Bien considerado, posee esta función únicamente en la conciencia de la mayoría de sus miembros. Lo que ocurre en la realidad es ya otro asunto. Es cierto que el plano de integración estatal es en cierta medida una unidad de supervivencia. Entre las funciones del Estado está la de proteger a las personas, en tanto que ciudadanos, de posibles actos de violencia de otras personas, y esto tanto dentro como fuera del territorio estatal. Pero los Estados constituyen una amenaza los unos para los otros. En el intento de velar por la seguridad física y social de sus ciudadanos frente a los posibles actos de violencia y abusos de otros Estados, despiertan la perenne impresión de que ellos mismos, sintiéndose amenazados, constituyen al mismo tiempo una amenaza para aquellos por quienes se sienten amenazados. El constante intercambio de papeles, que convierte los Estados amenazados en Estados amenazadores, hace al mismo tiempo que las pretendidas unidades de supervivencia se conviertan inintencionadamente en unidades destructoras potenciales o incluso efectivas. Esto es válido no sólo para los miembros de Estados antagonistas, sino también para los ciudadanos de un mismo Estado.
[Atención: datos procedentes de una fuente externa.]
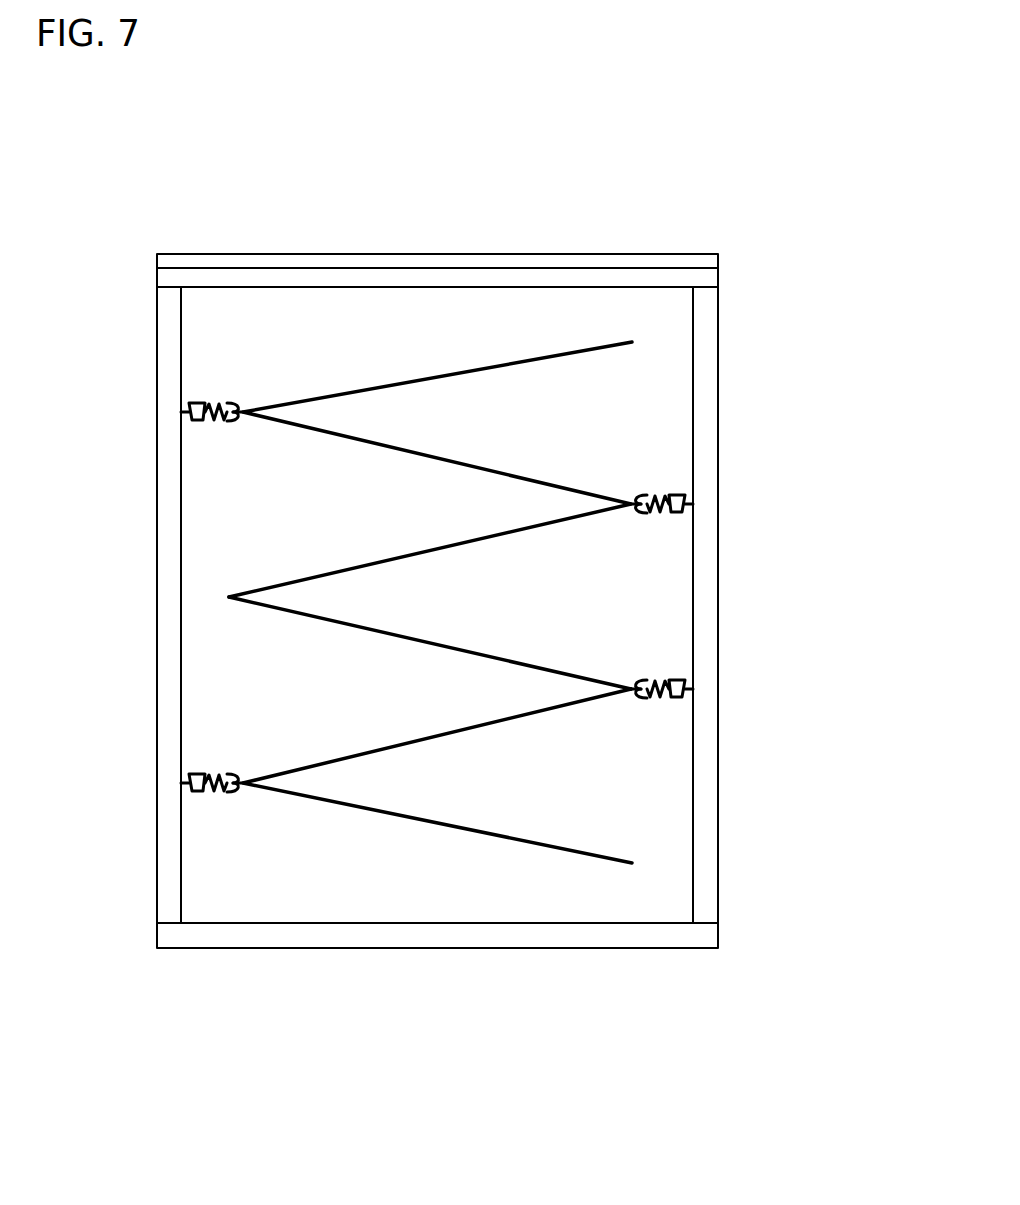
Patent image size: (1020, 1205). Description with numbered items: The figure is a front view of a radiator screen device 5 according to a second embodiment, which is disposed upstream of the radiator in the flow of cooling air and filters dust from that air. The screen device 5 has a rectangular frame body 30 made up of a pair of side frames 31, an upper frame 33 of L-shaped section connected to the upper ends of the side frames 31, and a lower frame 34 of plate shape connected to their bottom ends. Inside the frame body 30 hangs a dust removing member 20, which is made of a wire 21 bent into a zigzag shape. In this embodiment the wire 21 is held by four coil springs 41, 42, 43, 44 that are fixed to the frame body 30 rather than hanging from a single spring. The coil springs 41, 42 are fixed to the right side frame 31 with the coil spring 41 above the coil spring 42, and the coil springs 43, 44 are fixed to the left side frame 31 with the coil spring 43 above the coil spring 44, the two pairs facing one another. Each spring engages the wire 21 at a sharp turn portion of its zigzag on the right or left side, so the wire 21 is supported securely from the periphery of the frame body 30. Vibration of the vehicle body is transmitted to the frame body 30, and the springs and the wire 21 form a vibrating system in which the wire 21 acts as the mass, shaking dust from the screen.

The screen device 5 is at (666, 216).
The dust removing member 20 is at (317, 570).
The wire 21 is at (500, 650).
The frame body 30 is at (155, 328).
The side frame 31 is at (155, 652).
The upper frame 33 is at (346, 278).
The lower frame 34 is at (398, 948).
The coil spring 41 is at (197, 400).
The coil spring 42 is at (197, 772).
The coil spring 43 is at (676, 492).
The coil spring 44 is at (676, 679).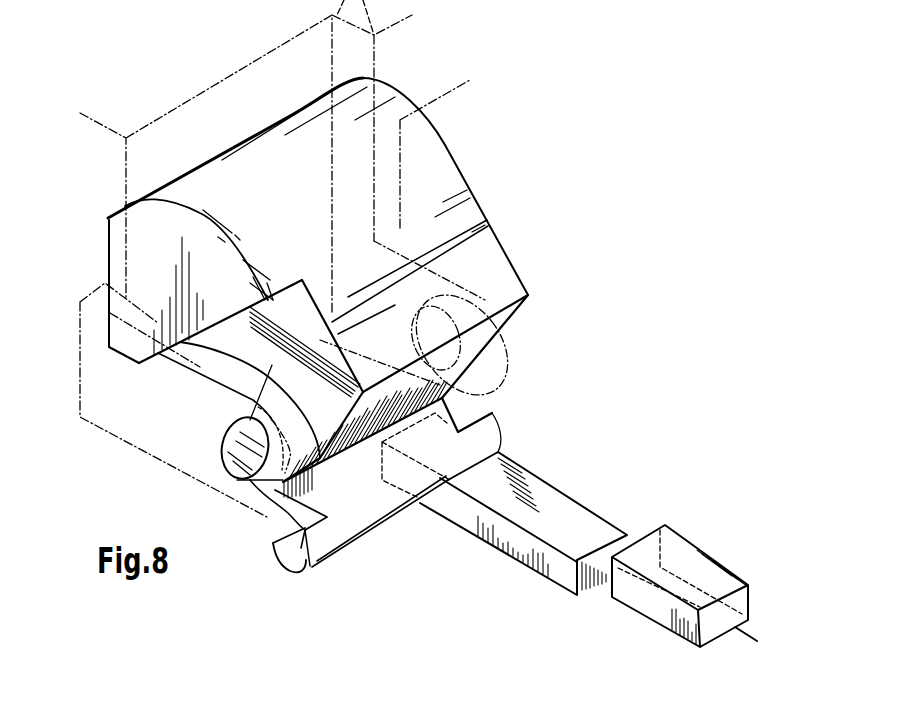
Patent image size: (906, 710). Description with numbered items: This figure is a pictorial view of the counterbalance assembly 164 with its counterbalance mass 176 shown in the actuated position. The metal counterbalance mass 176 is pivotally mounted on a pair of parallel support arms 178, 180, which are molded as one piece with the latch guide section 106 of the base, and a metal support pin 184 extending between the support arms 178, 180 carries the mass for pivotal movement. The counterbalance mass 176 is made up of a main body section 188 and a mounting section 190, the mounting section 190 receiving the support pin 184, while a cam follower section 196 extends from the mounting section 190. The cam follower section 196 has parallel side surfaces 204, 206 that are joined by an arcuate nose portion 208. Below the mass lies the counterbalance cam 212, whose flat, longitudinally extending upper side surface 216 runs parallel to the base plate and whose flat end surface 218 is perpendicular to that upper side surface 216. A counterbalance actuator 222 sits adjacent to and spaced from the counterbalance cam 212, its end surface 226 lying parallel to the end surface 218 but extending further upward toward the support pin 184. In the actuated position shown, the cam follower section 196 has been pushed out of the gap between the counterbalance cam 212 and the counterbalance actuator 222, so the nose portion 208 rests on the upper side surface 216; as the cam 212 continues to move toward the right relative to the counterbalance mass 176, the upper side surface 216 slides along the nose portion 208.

The latch guide section 106 is at (445, 102).
The counterbalance assembly 164 is at (563, 172).
The counterbalance mass 176 is at (445, 152).
The support arm 178 is at (508, 358).
The support arm 180 is at (98, 427).
The support pin 184 is at (230, 452).
The main body section 188 is at (473, 228).
The mounting section 190 is at (217, 412).
The cam follower section 196 is at (310, 572).
The side surface 204 is at (275, 544).
The side surface 206 is at (300, 541).
The arcuate nose portion 208 is at (293, 573).
The counterbalance cam 212 is at (560, 482).
The upper side surface 216 is at (520, 495).
The end surface 218 is at (592, 587).
The counterbalance actuator 222 is at (724, 567).
The end surface 226 is at (647, 530).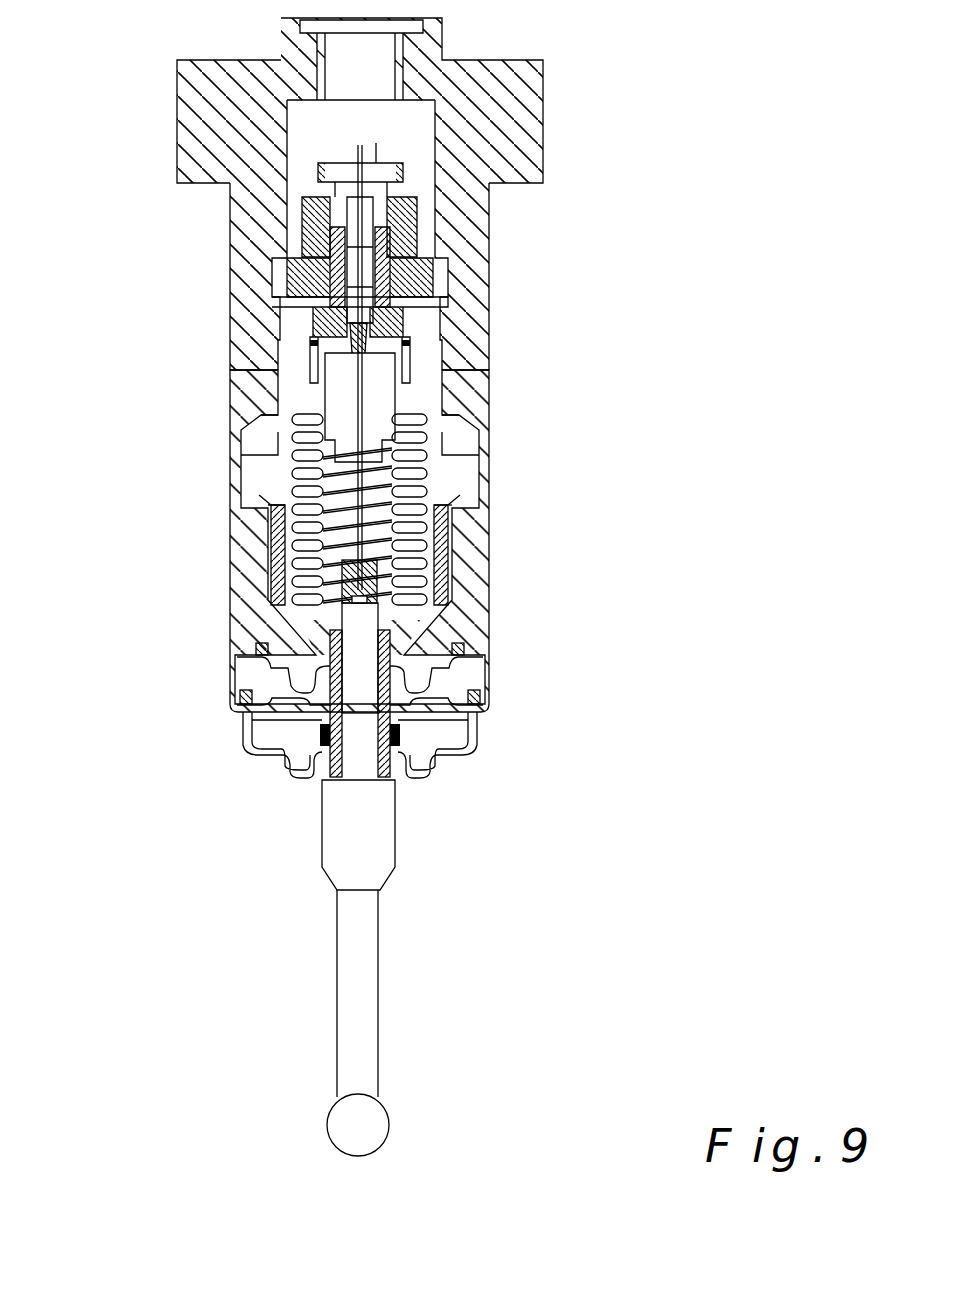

El particular carácter doble del credo nacional descansa, y no en último lugar, en que la función del Estado como unidad de supervivencia, como protector y garante de la seguridad de sus ciudadanos, va ligada a su derecho de exigir al individuo que esté dispuesto a sacrificar su vida, a obedecer hasta la muerte, cuando los gobernantes lo juzguen necesario para la seguridad del conjunto de la nación. En nombre de una seguridad duradera, los hombres y mujeres que dirigen los Estados nacionales, sobre todo los Estados más poderosos, crean una constante situación de inseguridad.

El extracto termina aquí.